Lashing out at India, it said the country used its status as a developing member to press for continued exemption from its commitments of some $30 billion in input subsidies.
NEW DELHI: The US has accused India, China and other emerging economies of claiming rights and using exemptions from commitments meant for poorer nations in global trade negotiations.
In a proposal to the World Trade Organization (WTO) last week, the US said the self-declared development status risks the institutional relevance of the organisation and collapse of negotiations.
Lashing out at India, it said the country used its status as a developing member to press for continued exemption from its commitments of some $30 billion in input subsidies, a rule intended to address development for some of the poorest farmers in the world.
“Under this massive subsidy scheme, India would continue to receive the same exemption as that of a country like Rwanda,” said the US proposal, which is likely to be discussed this week at the WTO meeting on the sidelines of the World Economic Forum in Davos.
This is the latest salvo by the US to reform WTO after its transparency submission in November last year when it had proposed punitive action on countries if they introduce or increase subsidies for domestic industry without reporting to the organisation.
“The US has said that all developing countries should not be considered as one lot but there should be differentiation among them,” an official aware of the proposal told ET. “It has tried to hit as many emerging economies as possible and break them.” Another negotiator said, “This is targeted at emerging economies.
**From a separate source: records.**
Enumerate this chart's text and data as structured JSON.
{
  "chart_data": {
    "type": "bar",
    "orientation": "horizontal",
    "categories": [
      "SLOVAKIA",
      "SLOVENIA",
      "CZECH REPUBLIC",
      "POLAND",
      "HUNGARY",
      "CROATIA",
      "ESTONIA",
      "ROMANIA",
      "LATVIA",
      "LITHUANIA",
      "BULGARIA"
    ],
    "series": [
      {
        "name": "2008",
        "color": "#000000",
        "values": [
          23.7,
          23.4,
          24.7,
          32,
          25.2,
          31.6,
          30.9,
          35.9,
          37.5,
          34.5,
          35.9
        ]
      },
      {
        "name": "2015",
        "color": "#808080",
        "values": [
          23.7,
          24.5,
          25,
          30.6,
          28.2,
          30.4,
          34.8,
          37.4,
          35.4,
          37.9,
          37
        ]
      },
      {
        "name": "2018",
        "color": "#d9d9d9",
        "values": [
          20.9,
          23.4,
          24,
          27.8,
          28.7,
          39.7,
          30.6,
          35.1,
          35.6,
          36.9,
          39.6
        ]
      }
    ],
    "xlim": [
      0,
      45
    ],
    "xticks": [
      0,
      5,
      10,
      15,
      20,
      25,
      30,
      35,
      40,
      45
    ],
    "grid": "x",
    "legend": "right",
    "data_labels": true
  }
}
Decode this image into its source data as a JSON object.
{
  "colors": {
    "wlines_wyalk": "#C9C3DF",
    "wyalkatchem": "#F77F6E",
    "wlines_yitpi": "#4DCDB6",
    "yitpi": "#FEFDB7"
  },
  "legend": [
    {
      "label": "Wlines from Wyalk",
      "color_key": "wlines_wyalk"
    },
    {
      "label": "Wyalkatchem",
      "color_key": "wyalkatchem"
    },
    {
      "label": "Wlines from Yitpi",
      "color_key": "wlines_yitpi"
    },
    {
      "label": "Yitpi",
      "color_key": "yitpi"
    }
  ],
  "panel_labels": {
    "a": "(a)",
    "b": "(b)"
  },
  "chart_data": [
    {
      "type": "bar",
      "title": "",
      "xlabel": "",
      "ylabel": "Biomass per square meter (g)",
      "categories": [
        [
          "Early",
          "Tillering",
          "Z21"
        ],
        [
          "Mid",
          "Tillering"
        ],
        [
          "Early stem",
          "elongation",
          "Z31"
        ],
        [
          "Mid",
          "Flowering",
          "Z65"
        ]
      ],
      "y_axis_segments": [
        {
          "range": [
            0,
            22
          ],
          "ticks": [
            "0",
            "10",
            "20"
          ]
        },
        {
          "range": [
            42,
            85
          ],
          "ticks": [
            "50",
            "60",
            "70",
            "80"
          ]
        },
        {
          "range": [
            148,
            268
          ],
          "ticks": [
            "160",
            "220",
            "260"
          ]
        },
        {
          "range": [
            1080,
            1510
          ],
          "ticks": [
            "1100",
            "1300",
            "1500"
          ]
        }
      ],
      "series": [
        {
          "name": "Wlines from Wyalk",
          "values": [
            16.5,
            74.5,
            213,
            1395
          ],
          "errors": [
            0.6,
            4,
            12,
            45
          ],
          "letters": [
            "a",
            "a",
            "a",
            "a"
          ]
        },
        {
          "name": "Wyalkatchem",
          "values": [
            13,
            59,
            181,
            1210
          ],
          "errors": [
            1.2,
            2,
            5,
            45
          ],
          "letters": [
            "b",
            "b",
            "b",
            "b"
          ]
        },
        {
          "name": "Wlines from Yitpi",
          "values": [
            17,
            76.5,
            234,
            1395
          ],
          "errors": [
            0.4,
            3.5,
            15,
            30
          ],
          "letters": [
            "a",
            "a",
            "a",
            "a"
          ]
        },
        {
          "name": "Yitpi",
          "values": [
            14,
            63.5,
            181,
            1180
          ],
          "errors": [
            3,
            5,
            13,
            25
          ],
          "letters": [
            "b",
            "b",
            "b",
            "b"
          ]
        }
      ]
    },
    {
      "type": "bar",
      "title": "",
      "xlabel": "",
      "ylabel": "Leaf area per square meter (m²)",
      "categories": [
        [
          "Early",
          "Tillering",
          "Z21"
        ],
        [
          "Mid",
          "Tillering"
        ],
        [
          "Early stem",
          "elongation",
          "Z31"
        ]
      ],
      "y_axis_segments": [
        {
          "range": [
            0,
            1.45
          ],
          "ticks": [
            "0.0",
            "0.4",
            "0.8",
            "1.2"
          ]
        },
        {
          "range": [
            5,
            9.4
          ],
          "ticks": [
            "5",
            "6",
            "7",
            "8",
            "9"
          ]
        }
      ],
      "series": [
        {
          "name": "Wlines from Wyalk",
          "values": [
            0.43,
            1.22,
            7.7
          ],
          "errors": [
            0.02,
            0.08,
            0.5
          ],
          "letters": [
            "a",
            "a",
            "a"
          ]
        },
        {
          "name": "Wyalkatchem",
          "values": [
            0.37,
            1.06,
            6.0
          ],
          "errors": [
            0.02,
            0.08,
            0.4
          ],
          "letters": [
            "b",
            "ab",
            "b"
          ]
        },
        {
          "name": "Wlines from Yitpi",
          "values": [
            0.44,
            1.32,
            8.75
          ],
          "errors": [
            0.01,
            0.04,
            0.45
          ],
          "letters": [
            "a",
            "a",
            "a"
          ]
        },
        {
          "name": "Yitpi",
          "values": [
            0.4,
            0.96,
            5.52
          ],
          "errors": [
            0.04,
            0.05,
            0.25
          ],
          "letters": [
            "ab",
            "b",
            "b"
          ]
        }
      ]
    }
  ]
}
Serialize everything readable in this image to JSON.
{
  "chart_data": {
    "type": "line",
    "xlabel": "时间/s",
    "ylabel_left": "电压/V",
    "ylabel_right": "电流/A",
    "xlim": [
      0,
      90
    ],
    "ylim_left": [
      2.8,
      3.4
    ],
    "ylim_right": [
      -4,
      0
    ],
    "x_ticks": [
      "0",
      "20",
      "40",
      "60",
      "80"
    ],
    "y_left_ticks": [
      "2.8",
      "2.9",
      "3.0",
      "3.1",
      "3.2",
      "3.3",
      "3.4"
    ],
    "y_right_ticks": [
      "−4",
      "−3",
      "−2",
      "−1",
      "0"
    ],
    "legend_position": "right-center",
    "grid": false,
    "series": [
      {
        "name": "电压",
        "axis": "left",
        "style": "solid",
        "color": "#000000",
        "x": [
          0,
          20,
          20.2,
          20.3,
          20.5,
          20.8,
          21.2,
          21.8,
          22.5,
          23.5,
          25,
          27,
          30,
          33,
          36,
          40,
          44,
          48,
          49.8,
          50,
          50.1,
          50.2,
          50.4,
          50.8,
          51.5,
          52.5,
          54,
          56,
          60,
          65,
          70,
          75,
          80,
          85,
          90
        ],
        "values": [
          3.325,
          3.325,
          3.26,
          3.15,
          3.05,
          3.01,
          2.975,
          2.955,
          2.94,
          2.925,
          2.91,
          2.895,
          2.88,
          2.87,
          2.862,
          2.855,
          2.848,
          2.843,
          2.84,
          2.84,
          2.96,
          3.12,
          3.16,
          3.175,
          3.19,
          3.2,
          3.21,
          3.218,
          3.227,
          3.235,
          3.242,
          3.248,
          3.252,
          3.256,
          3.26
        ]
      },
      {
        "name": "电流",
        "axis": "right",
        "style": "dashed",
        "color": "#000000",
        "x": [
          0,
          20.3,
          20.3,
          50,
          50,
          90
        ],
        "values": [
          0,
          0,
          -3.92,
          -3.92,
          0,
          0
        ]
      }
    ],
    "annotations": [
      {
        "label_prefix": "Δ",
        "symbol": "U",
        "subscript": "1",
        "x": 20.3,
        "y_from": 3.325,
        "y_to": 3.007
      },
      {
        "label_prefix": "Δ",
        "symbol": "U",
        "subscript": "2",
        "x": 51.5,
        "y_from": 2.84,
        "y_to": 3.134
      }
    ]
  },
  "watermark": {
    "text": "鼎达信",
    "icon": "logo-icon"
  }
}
It is all proceeding in a planned way.”
The US paper also cited a joint proposal by China and India that called for elimination of the trade distorting subsidies only for developed members, as a prerequisite for self-declared developing members to make any domestic support reforms.
The US claimed there is a paralysis in WTO wherein any country can “self-declare” as a developing member and assert its right to benefit from special and differentiation treatment such as longer implementation timeframes.
“By demanding the same flexibilities as much smaller, poorer members, export powerhouses and other relatively advanced members create asymmetries that ensure that ambition levels in WTO negotiations remain far too weak to sustain viable outcomes,” it said. “This is untenable.”